We approached the South Gate entrance. Above the cantilevered marquee were a pair of loudspeakers used for crowd control, operated from a kiosk outside the doors. Through the din of pipe bands and marching feet I heard a succession of amplified clicks and stutters as someone adjusted the controls.
Then a harsh voice boomed over our heads:
‘NOTHING IS TRUE! NOTHING IS UNTRUE . . . !’
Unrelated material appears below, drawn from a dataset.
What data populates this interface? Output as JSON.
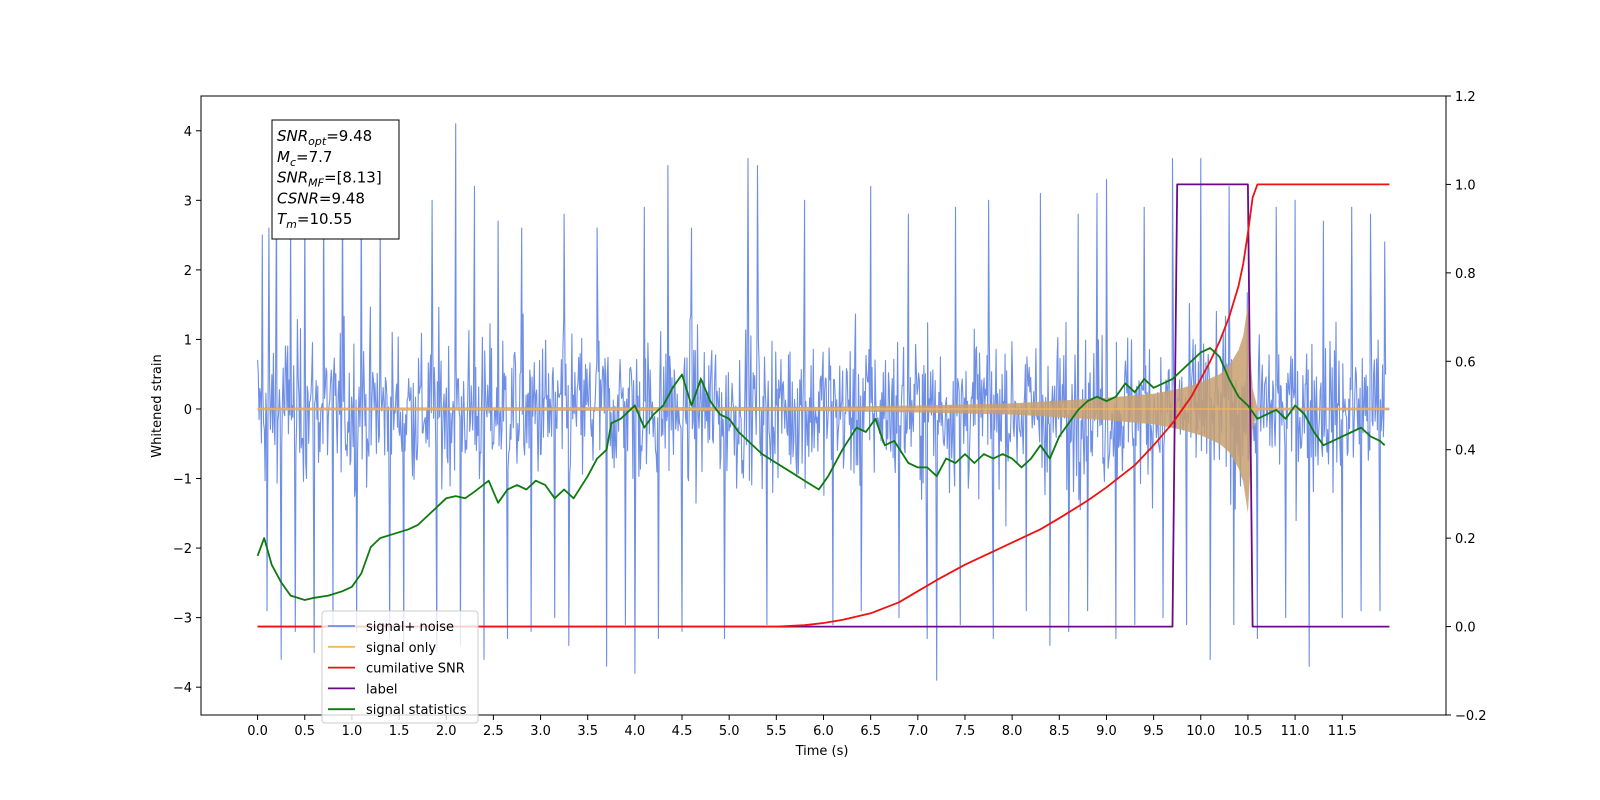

Carradine stopped and held my arm, as if the sky was about to fall onto the dome and slide down the roof towards us.
‘. . . UNTRUE! NOTHING IS . . . HEAR YE . . . NOTHING IS TRUE . . . !’
Carradine broke away from me, racing through the startled shoppers staring into the air. The two marshals followed him, manhandling young mothers and old ladies out of their way. They rushed towards the control kiosk and seized a tall youth in a string vest and frayed denims who was waving the microphone like a club, trying to fend them off.